Implementation and Evaluation

  • Interventions to Preserve Skin Integrity:
    • Turning and positioning:
      • Every 2 hours (more frequent for high risk patients)
      • Head of the bed should be elevated no more than 30 degrees
      • Reposition hourly while sitting in a chair
    • Skin hygiene:
      • Maintains healthy skin
      • Preserve normal skin pH
      • Use a moisture barrier ointment
    • Pressure-reducing mattresses and support surfaces
      • Spread out body weight over a greater surface area
      • Do not replace assessment, modification of risk factors or regular position changes
  • Interventions Related to Wound Care:
    • Wound cleansing and irrigation
      • Solution should be room temperature or warmed
      • Irrigation force should be strong enough to be effective without damaging new tissue
    • Debridement
      • Sharp – uses a sharp instrument (scalpel, curette, or scissors) to remove necrotic tissue.

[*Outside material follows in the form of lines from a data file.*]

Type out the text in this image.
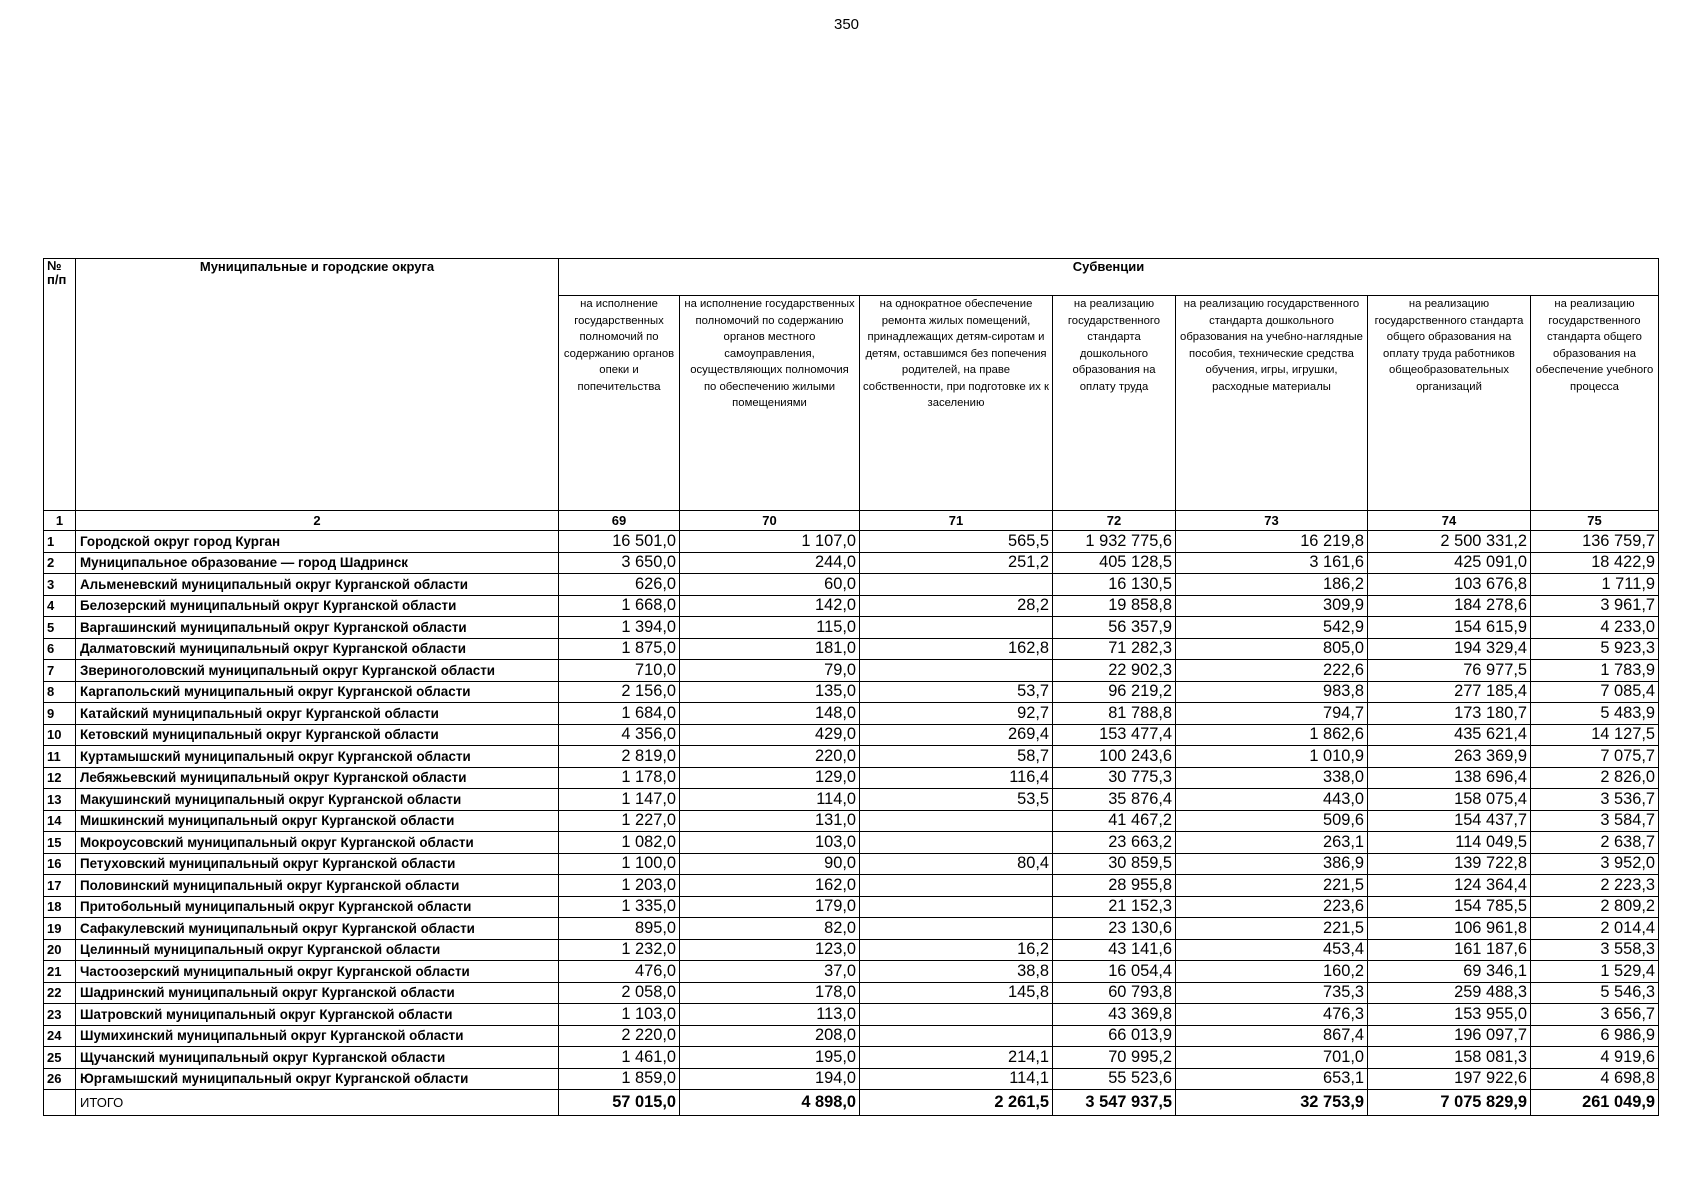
350
№ п/п	Муниципальные и городские округа	Субвенции						
		на исполнение государственных полномочий по содержанию органов опеки и попечительства	на исполнение государственных полномочий по содержанию органов местного самоуправления, осуществляющих полномочия по обеспечению жилыми помещениями	на однократное обеспечение ремонта жилых помещений, принадлежащих детям-сиротам и детям, оставшимся без попечения родителей, на праве собственности, при подготовке их к заселению	на реализацию государственного стандарта дошкольного образования на оплату труда	на реализацию государственного стандарта дошкольного образования на учебно-наглядные пособия, технические средства обучения, игры, игрушки, расходные материалы	на реализацию государственного стандарта общего образования на оплату труда работников общеобразовательных организаций	на реализацию государственного стандарта общего образования на обеспечение учебного процесса
1	2	69	70	71	72	73	74	75
1	Городской округ город Курган	16 501,0	1 107,0	565,5	1 932 775,6	16 219,8	2 500 331,2	136 759,7
2	Муниципальное образование — город Шадринск	3 650,0	244,0	251,2	405 128,5	3 161,6	425 091,0	18 422,9
3	Альменевский муниципальный округ Курганской области	626,0	60,0		16 130,5	186,2	103 676,8	1 711,9
4	Белозерский муниципальный округ Курганской области	1 668,0	142,0	28,2	19 858,8	309,9	184 278,6	3 961,7
5	Варгашинский муниципальный округ Курганской области	1 394,0	115,0		56 357,9	542,9	154 615,9	4 233,0
6	Далматовский муниципальный округ Курганской области	1 875,0	181,0	162,8	71 282,3	805,0	194 329,4	5 923,3
7	Звериноголовский муниципальный округ Курганской области	710,0	79,0		22 902,3	222,6	76 977,5	1 783,9
8	Каргапольский муниципальный округ Курганской области	2 156,0	135,0	53,7	96 219,2	983,8	277 185,4	7 085,4
9	Катайский муниципальный округ Курганской области	1 684,0	148,0	92,7	81 788,8	794,7	173 180,7	5 483,9
10	Кетовский муниципальный округ Курганской области	4 356,0	429,0	269,4	153 477,4	1 862,6	435 621,4	14 127,5
11	Куртамышский муниципальный округ Курганской области	2 819,0	220,0	58,7	100 243,6	1 010,9	263 369,9	7 075,7
12	Лебяжьевский муниципальный округ Курганской области	1 178,0	129,0	116,4	30 775,3	338,0	138 696,4	2 826,0
13	Макушинский муниципальный округ Курганской области	1 147,0	114,0	53,5	35 876,4	443,0	158 075,4	3 536,7
14	Мишкинский муниципальный округ Курганской области	1 227,0	131,0		41 467,2	509,6	154 437,7	3 584,7
15	Мокроусовский муниципальный округ Курганской области	1 082,0	103,0		23 663,2	263,1	114 049,5	2 638,7
16	Петуховский муниципальный округ Курганской области	1 100,0	90,0	80,4	30 859,5	386,9	139 722,8	3 952,0
17	Половинский муниципальный округ Курганской области	1 203,0	162,0		28 955,8	221,5	124 364,4	2 223,3
18	Притобольный муниципальный округ Курганской области	1 335,0	179,0		21 152,3	223,6	154 785,5	2 809,2
19	Сафакулевский муниципальный округ Курганской области	895,0	82,0		23 130,6	221,5	106 961,8	2 014,4
20	Целинный муниципальный округ Курганской области	1 232,0	123,0	16,2	43 141,6	453,4	161 187,6	3 558,3
21	Частоозерский муниципальный округ Курганской области	476,0	37,0	38,8	16 054,4	160,2	69 346,1	1 529,4
22	Шадринский муниципальный округ Курганской области	2 058,0	178,0	145,8	60 793,8	735,3	259 488,3	5 546,3
23	Шатровский муниципальный округ Курганской области	1 103,0	113,0		43 369,8	476,3	153 955,0	3 656,7
24	Шумихинский муниципальный округ Курганской области	2 220,0	208,0		66 013,9	867,4	196 097,7	6 986,9
25	Щучанский муниципальный округ Курганской области	1 461,0	195,0	214,1	70 995,2	701,0	158 081,3	4 919,6
26	Юргамышский муниципальный округ Курганской области	1 859,0	194,0	114,1	55 523,6	653,1	197 922,6	4 698,8
	ИТОГО	57 015,0	4 898,0	2 261,5	3 547 937,5	32 753,9	7 075 829,9	261 049,9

      • Mechanical - nonselective form of debridement that removes the necrotic tissue but also can remove or disturb exposed viable tissue (ex. wet/damp-to-dry dressings and whirlpools)
      • Enzymatic – applies topical agents containing enzymes to remove necrotic tissue
      • Autolytic – uses occlusive dressings (hydrocolloids and transparent films) and hydrogels, contraindicated in infected wounds
      • Biologic – uses maggots to break down necrotic tissue
    • Dressings
      • Gauze dressings
      • Transparent films
      • Hydrocolloid dressings
      • Foams
      • Alginates
      • Gels
    • Drains
      • Reduce the chance of infection
      • Preventing blood, serum, or pus from collecting in the surgical area
      • Closed or open systems
      • May or may not be sutured into place
    • Negative-pressure wound therapy
    • Suture care
    • Bandages and binders
    • Heat and cold application
      • Reduces pain, improves circulation, and reduces swelling
      • May require a doctor’s order, which should include
        • Type of application
        • Length of the treatment
        • Frequency
        • Body part to be treated
      • Complications
        • Loss of the body’s normal ability to sense temperature extremes, which may result in damage to tissue
  • Evaluation
    • It is essential to evaluate whether the patient has achieved the agreed-on goals.
    • Although this often is considered the last step in the nursing process, it is really an integral part of an ongoing process, whereby the effectiveness of interventions is assessed, and the plan of care is revised as necessary.